The HPC world, particularly in the U.S. is waiting for the next series of transitions to far larger machines with exascale capabilities. By this time next year, the bi-annual ranking of the top 500 most powerful systems will be refreshed at the top as Frontier, El Capitan, Aurora and other DoE supers come online.
In the meantime, there have been several pre-exascale systems that appeared more recently across the U.S. national labs, not to mention several research workhorses that sported true architectural diversity, from Arm-based processors, to the latest GPUs from both Nvidia and AMD, not mention AMD as a rising CPU force in HPC or the new wave of AI-specific accelerators.
Lawrence Livermore National Lab has been at the forefront of all of those architectures over the last year in particular across systems like the just-announced Mammoth machine, the expanded Corona supercomputer, the existing Sierra and Lassen supercomputers that are paving the way for El Capitan, and as of today, yet another machine in the lineup, Ruby, a top 100-class all CPU (Intel Platinum) super, which we’ll get to in a moment. This is all coupled with recent investments in AI accelerators, including a SambaNova rack attached to Corona and the wafer-scale Cerebras machine attached to Lassen.
All of these developments made the lab one to watch this year from an applications point of view, but it was the addition of so much new hardware that kept them at the front of the news cycle throughout most of the year.
While the center was already planning around AI acceleration for its cognitive simulation aims and had a number of clusters in the works, it was the coronavirus funding that really stepped up their HPC ambitions across a number of machines. The CARES Act allowed for expanding the size of Mammoth, the Corona supercomputer’s expansion (the system’s name is coincidence, by the way), and the same goes for the newest addition, Ruby.
“We took a different approach than the other three labs that got CARES funding. Some brought in a single system to hit a small portion of their COVID workflow. We went out and talked to application teams to see what they were missing and brought in systems and balanced them to address different pieces of the overall workflow for coronavirus instead of just dropping a single system on the floor,” Trent D’Hooge, HPC integration and systems administrator at LLNL, tells us.
By being clever about creating a cross-machine workflow for their part of the CARES-funded research, the team was able to get maximum bang for buck out of several machines, adding to some while also using the opportunity to do interesting things for some backend operations, including work on their file systems and data management platforms, as described in a bit more detail in our description of the recent Mammoth machine. Mammoth was part of the $8.7 million in CARES Act funding that Lawrence Livermore received to help fight the coronavirus pandemic earlier this year. These funds were used to build out the “Corona” supercomputer, which we wrote about here last month as well.
“We were strategic about the funding and could partner with AMD and Intel to make our dollars go farther than might have happened with others. In the background we had our cognitive simulation and the normal big ticket things like El Capitan percolating in the background,” Ian Karlin, a computer scientist involved with several of the new machines, adds.

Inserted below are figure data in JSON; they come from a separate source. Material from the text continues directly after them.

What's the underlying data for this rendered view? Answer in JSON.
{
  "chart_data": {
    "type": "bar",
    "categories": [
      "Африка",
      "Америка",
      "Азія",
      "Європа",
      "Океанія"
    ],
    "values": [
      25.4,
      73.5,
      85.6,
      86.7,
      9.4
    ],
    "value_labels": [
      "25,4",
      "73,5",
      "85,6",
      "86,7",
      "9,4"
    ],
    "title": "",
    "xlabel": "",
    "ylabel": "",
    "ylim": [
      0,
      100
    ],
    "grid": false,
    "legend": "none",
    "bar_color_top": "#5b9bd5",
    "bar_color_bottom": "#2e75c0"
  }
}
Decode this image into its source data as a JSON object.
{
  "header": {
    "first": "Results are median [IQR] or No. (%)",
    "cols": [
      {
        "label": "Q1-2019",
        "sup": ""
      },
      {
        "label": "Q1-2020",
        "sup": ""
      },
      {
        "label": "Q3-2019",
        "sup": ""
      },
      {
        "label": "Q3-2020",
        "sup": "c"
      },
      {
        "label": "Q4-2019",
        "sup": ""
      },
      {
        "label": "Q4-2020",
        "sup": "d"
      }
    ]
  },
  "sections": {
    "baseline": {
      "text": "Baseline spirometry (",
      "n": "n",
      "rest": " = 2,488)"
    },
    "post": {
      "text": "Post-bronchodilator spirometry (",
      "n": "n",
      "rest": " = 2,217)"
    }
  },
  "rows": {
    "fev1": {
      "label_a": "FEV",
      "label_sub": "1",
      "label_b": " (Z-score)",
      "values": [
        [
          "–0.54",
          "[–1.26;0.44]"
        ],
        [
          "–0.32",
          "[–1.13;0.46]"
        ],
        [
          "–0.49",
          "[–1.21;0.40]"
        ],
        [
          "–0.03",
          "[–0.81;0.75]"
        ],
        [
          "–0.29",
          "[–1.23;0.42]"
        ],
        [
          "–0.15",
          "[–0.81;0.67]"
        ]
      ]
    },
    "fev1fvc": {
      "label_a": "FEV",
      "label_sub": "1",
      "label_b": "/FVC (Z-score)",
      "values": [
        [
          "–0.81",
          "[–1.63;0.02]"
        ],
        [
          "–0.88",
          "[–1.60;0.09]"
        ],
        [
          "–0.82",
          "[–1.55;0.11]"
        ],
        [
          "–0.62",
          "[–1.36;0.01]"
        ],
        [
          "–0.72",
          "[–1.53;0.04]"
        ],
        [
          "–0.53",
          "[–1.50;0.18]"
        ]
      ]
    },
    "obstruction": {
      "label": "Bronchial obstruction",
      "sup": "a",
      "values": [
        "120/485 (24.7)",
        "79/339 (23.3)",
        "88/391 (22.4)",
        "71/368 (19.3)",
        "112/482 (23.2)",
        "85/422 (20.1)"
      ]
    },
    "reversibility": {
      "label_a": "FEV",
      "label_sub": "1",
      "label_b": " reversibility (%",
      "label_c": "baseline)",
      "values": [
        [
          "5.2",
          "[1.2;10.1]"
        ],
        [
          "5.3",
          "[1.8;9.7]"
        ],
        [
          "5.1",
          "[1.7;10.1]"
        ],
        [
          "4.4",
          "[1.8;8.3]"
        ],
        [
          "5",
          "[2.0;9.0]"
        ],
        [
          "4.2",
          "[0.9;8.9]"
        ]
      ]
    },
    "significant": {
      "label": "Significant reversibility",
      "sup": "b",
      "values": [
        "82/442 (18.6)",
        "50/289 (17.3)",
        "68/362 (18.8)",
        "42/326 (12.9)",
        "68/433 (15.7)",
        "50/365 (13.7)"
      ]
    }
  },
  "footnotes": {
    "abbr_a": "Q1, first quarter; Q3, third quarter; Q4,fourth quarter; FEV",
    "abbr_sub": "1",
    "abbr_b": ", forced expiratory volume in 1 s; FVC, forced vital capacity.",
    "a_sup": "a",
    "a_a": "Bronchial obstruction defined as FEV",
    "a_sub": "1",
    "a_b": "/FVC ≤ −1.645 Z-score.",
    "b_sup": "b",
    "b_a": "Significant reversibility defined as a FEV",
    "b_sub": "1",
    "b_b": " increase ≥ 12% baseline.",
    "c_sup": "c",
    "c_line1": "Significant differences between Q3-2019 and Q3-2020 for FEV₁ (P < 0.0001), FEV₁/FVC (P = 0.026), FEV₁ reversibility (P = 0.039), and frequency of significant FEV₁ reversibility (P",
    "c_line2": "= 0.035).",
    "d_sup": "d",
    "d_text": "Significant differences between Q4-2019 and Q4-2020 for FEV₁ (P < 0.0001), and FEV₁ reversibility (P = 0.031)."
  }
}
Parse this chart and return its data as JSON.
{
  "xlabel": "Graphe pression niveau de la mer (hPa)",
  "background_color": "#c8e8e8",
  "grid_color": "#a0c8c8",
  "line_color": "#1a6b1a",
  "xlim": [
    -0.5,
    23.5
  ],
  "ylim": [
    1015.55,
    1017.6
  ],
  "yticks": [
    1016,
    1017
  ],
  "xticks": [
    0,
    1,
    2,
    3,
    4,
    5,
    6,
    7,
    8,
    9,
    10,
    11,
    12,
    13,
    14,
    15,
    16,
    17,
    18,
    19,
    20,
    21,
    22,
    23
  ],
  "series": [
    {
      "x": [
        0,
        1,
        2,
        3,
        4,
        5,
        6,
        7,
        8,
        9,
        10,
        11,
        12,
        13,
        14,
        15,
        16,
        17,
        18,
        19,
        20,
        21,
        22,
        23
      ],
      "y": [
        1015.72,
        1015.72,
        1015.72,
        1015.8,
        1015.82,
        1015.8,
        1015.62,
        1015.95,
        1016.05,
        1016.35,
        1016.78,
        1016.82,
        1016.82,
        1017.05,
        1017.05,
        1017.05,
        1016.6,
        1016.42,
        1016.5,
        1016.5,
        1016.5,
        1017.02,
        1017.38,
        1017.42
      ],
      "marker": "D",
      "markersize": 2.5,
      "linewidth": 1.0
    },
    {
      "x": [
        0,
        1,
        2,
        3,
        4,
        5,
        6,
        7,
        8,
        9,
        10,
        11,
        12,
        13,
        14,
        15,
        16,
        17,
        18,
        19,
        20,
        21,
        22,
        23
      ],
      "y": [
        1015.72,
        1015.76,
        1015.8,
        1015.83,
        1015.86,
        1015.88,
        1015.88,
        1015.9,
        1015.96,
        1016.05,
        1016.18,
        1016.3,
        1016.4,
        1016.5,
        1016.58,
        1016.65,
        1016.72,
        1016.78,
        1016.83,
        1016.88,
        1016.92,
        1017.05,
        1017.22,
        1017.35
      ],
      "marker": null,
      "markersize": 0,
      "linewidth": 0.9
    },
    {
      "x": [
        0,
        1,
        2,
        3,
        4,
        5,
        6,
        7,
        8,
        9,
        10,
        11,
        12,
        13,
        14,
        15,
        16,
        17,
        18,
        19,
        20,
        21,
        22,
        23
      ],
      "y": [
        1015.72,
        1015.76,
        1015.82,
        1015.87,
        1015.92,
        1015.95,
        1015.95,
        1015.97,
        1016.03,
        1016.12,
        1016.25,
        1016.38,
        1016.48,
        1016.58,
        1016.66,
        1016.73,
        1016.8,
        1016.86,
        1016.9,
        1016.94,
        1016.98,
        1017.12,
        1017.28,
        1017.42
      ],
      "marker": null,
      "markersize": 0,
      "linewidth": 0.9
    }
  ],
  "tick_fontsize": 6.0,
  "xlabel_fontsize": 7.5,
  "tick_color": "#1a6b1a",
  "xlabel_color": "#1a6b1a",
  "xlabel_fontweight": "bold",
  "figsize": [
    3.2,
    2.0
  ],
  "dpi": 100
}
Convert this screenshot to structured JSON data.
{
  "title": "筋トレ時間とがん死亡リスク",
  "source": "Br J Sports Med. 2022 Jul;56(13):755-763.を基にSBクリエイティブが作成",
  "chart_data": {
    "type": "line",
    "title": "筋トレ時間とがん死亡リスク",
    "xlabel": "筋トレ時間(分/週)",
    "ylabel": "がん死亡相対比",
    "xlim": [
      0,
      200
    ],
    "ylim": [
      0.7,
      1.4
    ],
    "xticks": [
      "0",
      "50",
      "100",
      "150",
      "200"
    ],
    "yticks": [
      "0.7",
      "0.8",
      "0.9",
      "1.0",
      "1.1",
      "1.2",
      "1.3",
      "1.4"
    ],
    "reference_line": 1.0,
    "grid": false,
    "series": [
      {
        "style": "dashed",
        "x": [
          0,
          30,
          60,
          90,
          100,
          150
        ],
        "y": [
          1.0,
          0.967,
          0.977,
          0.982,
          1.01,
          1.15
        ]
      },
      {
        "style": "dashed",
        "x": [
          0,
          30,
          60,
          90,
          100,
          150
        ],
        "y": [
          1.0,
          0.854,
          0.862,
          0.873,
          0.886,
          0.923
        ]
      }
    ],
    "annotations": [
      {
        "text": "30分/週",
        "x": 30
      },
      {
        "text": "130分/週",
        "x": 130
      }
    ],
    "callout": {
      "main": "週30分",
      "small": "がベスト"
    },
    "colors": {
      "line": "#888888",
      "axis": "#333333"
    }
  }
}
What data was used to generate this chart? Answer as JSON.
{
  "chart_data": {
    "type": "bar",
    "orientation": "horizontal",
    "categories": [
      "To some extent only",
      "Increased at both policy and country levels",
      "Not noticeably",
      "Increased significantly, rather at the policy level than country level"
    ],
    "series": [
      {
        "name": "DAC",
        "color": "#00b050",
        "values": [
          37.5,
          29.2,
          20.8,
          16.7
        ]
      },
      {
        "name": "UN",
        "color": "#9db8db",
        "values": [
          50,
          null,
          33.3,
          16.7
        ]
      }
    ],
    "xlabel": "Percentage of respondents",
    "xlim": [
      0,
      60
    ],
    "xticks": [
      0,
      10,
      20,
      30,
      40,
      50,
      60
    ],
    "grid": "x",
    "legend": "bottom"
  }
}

The uniqueness of LLNL’s distribution of the CARES funds allowed the lab to keep at the forefront of HPC on multiple fronts, enabling upgrades and further allowed them to fine-tune key parts of the CARES-related Covid research workflow to the right architecture given the range of options now available across AMD, Nvidia, Intel and other AI specific accelerators.
Below is an overview of the computing resources at LLNL overall, sorted by the most powerful in terms of capability, with Mammoth at the bottom due to a lack of updated information for this chart. Click to open in full.
The new Ruby cluster, pictured at the top, is a sizable workhorse. D’Hooge says they had it up and running LINPACK in time for the Top 500 announcement in a few days within a single week, which should place them in the top 100. There’s nothing fancy about the system, necessarily, other than the Asetek water cooling, which involved adding in a secondary loop via a Motivair CDU with 1.5 megawatts of cooling capacity) with Supermicro and Asetek figuring out the optimal cooling configuration. The datacenter where Ruby has support for 80kW per rack, but so far teams are only using 60.
LLNL COVID-19 researchers also have begun using Ruby to compute the molecular docking calculations needed for discovering small molecules capable of binding to protein sites in the structure of SARS-CoV-2 for drug discovery purposes.
“Ruby is excellent for running the molecular docking calculations,” said LLNL Biochemical and Biophysical Systems Group Leader Felice Lightstone, who heads the COVID-19 small molecule work. “Our early access on Ruby is allowing us to screen about 130 million compounds per day when using the entire machine. As our COVID-19 therapeutic effort moves toward optimizing compounds we have identified as promising, Ruby allows us to maximize the throughput of our new designs,” said Chris Clouse, acting program director for LLNL’s ASC program.